Flexural Behavior of Hybrid Steel and Polypropylene Fiber Reinforced Concrete T- Beam

Abstract

The effect of polypropylene fibers, steel fibers and hybrid polypropylene - steel fibers which consist of (50% polypropylene fiber+50% steel fiber), with various volume fractions 0.25%, 0.75% and 1.25% on the flexural behavior of Reinforced concrete T-beams under static load was investigated in this research.To carry out this research ten concrete mixes were prepared one for reference high strength concrete (without fiber), and the other contain all types and volume fractions of fibers. For eachmix three reinforced concrete T-beams, three cubes (150×150×150mm) and three cylinders (150×300mm) were casted. Water cement ratio was constant 0.38, silica fume with ratio of 10% as a partial replacement by weight of cement and super plasticizer with ratio of 3% by weight of the cementitious material were add to enhance the bond between fiber and cement matrix.28-day compressive strength and split tensile strength tests were made on hardened concrete specimen. The result showed that polypropylene fiber had little effect on mechanical properties of the high strength concrete. Compressive strength and splitting tensile strength of the steel fiber-reinforced concrete improved with increasing the volume fraction, achieving 24.5%, 43%, respectively, at 1.25% volume fraction. On the other hand, the addition of Hybrid fiber to high strength concrete improved compressive strength and splitting tensile stress with slight decrease as compared with the best improvement.All of the reinforced concrete T-beams were tested in flexure using controlled displacement two point loads applied on simply supported T-beams, during this test the load and deflection at mid span were measured. The result shows that the addition of polypropylene fiber had a little effect on the behavior of reinforced concrete T-beam at first steps of loading until yielding load, while, it was more effective in improving ductility and toughness (energy absorption) where the ultimate load and max deflection were increased with increasing volume fraction.

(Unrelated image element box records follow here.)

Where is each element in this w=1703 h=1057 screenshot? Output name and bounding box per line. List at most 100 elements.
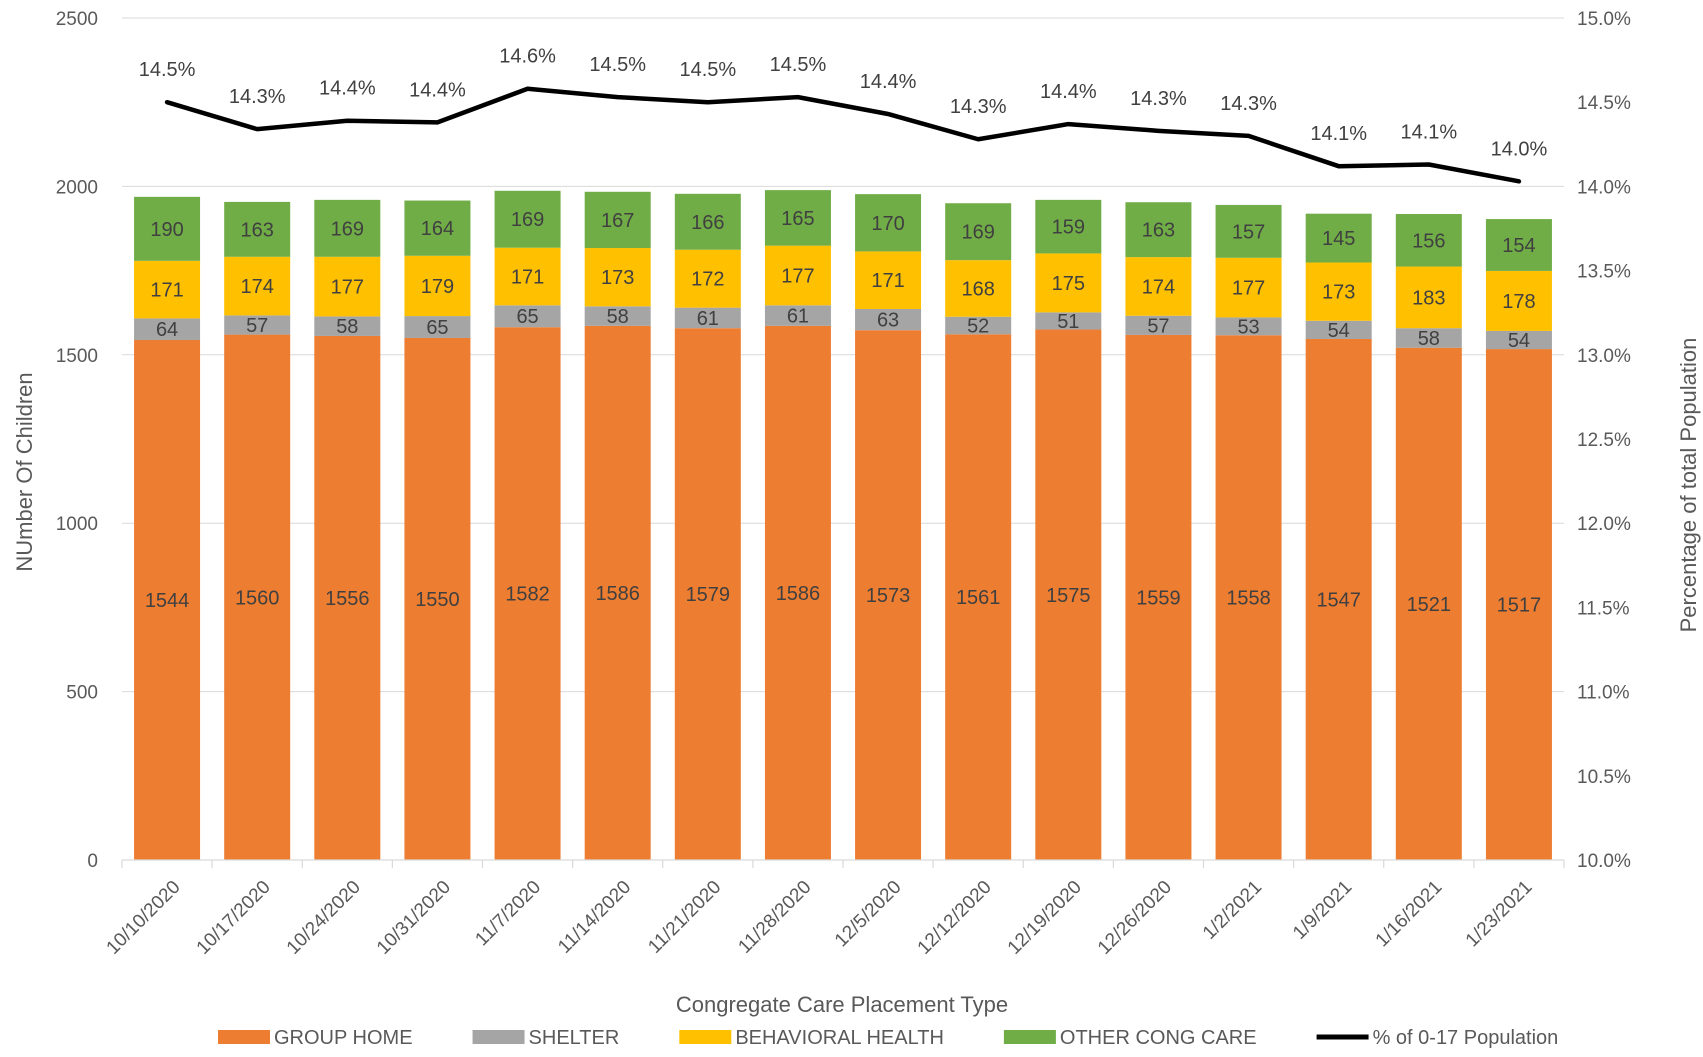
data-label-shelter: 58 bbox=[1418, 328, 1440, 350]
bar-group-home bbox=[1305, 338, 1372, 860]
bar-other-cong-care bbox=[1485, 219, 1552, 271]
y2-tick-label: 12.5% bbox=[1577, 430, 1631, 451]
bar-behavioral-health bbox=[674, 249, 741, 308]
x-axis-title: Congregate Care Placement Type bbox=[676, 992, 1008, 1017]
bar-other-cong-care bbox=[1125, 202, 1192, 258]
bar-group-home bbox=[134, 339, 201, 860]
data-label-group-home: 1582 bbox=[505, 584, 550, 606]
bar-other-cong-care bbox=[1035, 199, 1102, 254]
bar-group-home bbox=[764, 325, 831, 860]
data-label-other-cong-care: 190 bbox=[150, 219, 183, 241]
legend-swatch-shelter bbox=[472, 1030, 525, 1044]
data-label-behavioral-health: 175 bbox=[1052, 273, 1085, 295]
data-label-shelter: 53 bbox=[1237, 316, 1259, 338]
data-label-behavioral-health: 177 bbox=[781, 265, 814, 287]
data-label-other-cong-care: 156 bbox=[1412, 230, 1445, 252]
data-label-shelter: 63 bbox=[877, 310, 899, 332]
bar-behavioral-health bbox=[1305, 262, 1372, 321]
x-tick-label: 10/24/2020 bbox=[283, 877, 365, 959]
data-label-group-home: 1586 bbox=[595, 583, 640, 605]
y2-tick-label: 14.0% bbox=[1577, 177, 1631, 198]
y2-tick-label: 14.5% bbox=[1577, 93, 1631, 114]
data-label-behavioral-health: 178 bbox=[1502, 291, 1535, 313]
bar-behavioral-health bbox=[764, 245, 831, 306]
legend-swatch-group-home bbox=[218, 1030, 270, 1044]
line-data-label: 14.4% bbox=[860, 71, 917, 93]
bar-behavioral-health bbox=[1395, 266, 1462, 329]
y-tick-label: 2500 bbox=[56, 9, 98, 30]
bar-group-home bbox=[494, 327, 561, 861]
bar-shelter bbox=[1125, 315, 1192, 335]
bar-behavioral-health bbox=[1125, 257, 1192, 316]
data-label-group-home: 1558 bbox=[1226, 588, 1271, 610]
data-label-other-cong-care: 170 bbox=[871, 213, 904, 235]
bar-other-cong-care bbox=[855, 194, 922, 252]
bar-shelter bbox=[134, 318, 201, 340]
data-label-shelter: 58 bbox=[336, 316, 358, 338]
data-label-group-home: 1547 bbox=[1316, 589, 1361, 611]
data-label-behavioral-health: 177 bbox=[331, 277, 364, 299]
y2-tick-label: 13.5% bbox=[1577, 262, 1631, 283]
bar-other-cong-care bbox=[494, 190, 561, 248]
bar-group-home bbox=[1215, 335, 1282, 860]
bar-group-home bbox=[584, 325, 651, 860]
bar-behavioral-health bbox=[855, 251, 922, 309]
line-data-label: 14.4% bbox=[319, 78, 376, 100]
data-label-group-home: 1573 bbox=[866, 585, 911, 607]
data-label-group-home: 1517 bbox=[1497, 595, 1542, 617]
x-tick-label: 10/10/2020 bbox=[103, 877, 185, 959]
bar-shelter bbox=[1305, 320, 1372, 339]
line-data-label: 14.1% bbox=[1400, 122, 1457, 144]
data-label-group-home: 1559 bbox=[1136, 587, 1181, 609]
data-label-other-cong-care: 163 bbox=[241, 219, 274, 241]
bar-other-cong-care bbox=[764, 190, 831, 246]
y2-tick-label: 12.0% bbox=[1577, 514, 1631, 535]
data-label-group-home: 1586 bbox=[776, 583, 821, 605]
data-label-behavioral-health: 173 bbox=[601, 267, 634, 289]
data-label-other-cong-care: 167 bbox=[601, 210, 634, 232]
data-label-other-cong-care: 169 bbox=[511, 209, 544, 231]
bar-shelter bbox=[584, 306, 651, 326]
data-label-other-cong-care: 145 bbox=[1322, 228, 1355, 250]
data-label-behavioral-health: 179 bbox=[421, 276, 454, 298]
line-data-label: 14.3% bbox=[1220, 93, 1277, 115]
bar-other-cong-care bbox=[134, 196, 201, 261]
x-tick-label: 10/31/2020 bbox=[373, 877, 455, 959]
bar-behavioral-health bbox=[134, 260, 201, 319]
data-label-behavioral-health: 177 bbox=[1232, 278, 1265, 300]
bar-behavioral-health bbox=[224, 256, 291, 316]
line-data-label: 14.5% bbox=[770, 54, 827, 76]
data-label-other-cong-care: 163 bbox=[1142, 220, 1175, 242]
line-data-label: 14.5% bbox=[589, 54, 646, 76]
bar-labels: 1544 64 171 190 1560 57 174 163 1556 58 177 169 1550… bbox=[145, 208, 1541, 617]
legend-label-line: % of 0-17 Population bbox=[1373, 1027, 1559, 1049]
bar-group-home bbox=[674, 328, 741, 860]
legend-swatch-other-cong-care bbox=[1003, 1030, 1056, 1044]
bar-shelter bbox=[1395, 328, 1462, 348]
legend: GROUP HOME SHELTER BEHAVIORAL HEALTH OTHER … bbox=[218, 1027, 1558, 1049]
x-tick-label: 11/14/2020 bbox=[554, 877, 635, 958]
bar-shelter bbox=[1485, 330, 1552, 350]
bar-shelter bbox=[945, 316, 1012, 335]
data-label-behavioral-health: 173 bbox=[1322, 282, 1355, 304]
bar-behavioral-health bbox=[314, 256, 381, 317]
legend-label-shelter: SHELTER bbox=[529, 1027, 620, 1049]
x-tick-label: 12/19/2020 bbox=[1004, 877, 1086, 959]
x-tick-label: 12/26/2020 bbox=[1094, 877, 1176, 959]
data-label-other-cong-care: 159 bbox=[1052, 217, 1085, 239]
line-data-label: 14.3% bbox=[1130, 88, 1187, 110]
bar-other-cong-care bbox=[404, 200, 471, 256]
bar-shelter bbox=[1215, 317, 1282, 336]
y2-tick-label: 11.5% bbox=[1577, 598, 1630, 619]
percentage-line-path bbox=[164, 86, 1522, 184]
data-label-shelter: 64 bbox=[156, 319, 178, 341]
bar-behavioral-health bbox=[404, 255, 471, 317]
legend-label-behavioral-health: BEHAVIORAL HEALTH bbox=[735, 1027, 944, 1049]
line-data-label: 14.0% bbox=[1491, 138, 1548, 160]
bar-behavioral-health bbox=[945, 260, 1012, 317]
data-label-shelter: 61 bbox=[697, 308, 719, 330]
data-label-shelter: 57 bbox=[1147, 315, 1169, 337]
bar-shelter bbox=[314, 316, 381, 336]
bar-shelter bbox=[764, 305, 831, 326]
data-label-behavioral-health: 171 bbox=[511, 266, 544, 288]
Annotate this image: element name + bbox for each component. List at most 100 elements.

The addition of steel fiber increased the cracking load, yield load and ultimate load capacity with increasing volume fraction, at the same time reduce deflection. The ductility improved by the addition of steel fiber, but this improvement decreased with increasing the volume fraction. The addition of hybrid fiber improved crack load, yield load, ultimate load, ductility and toughness at all steps of loading.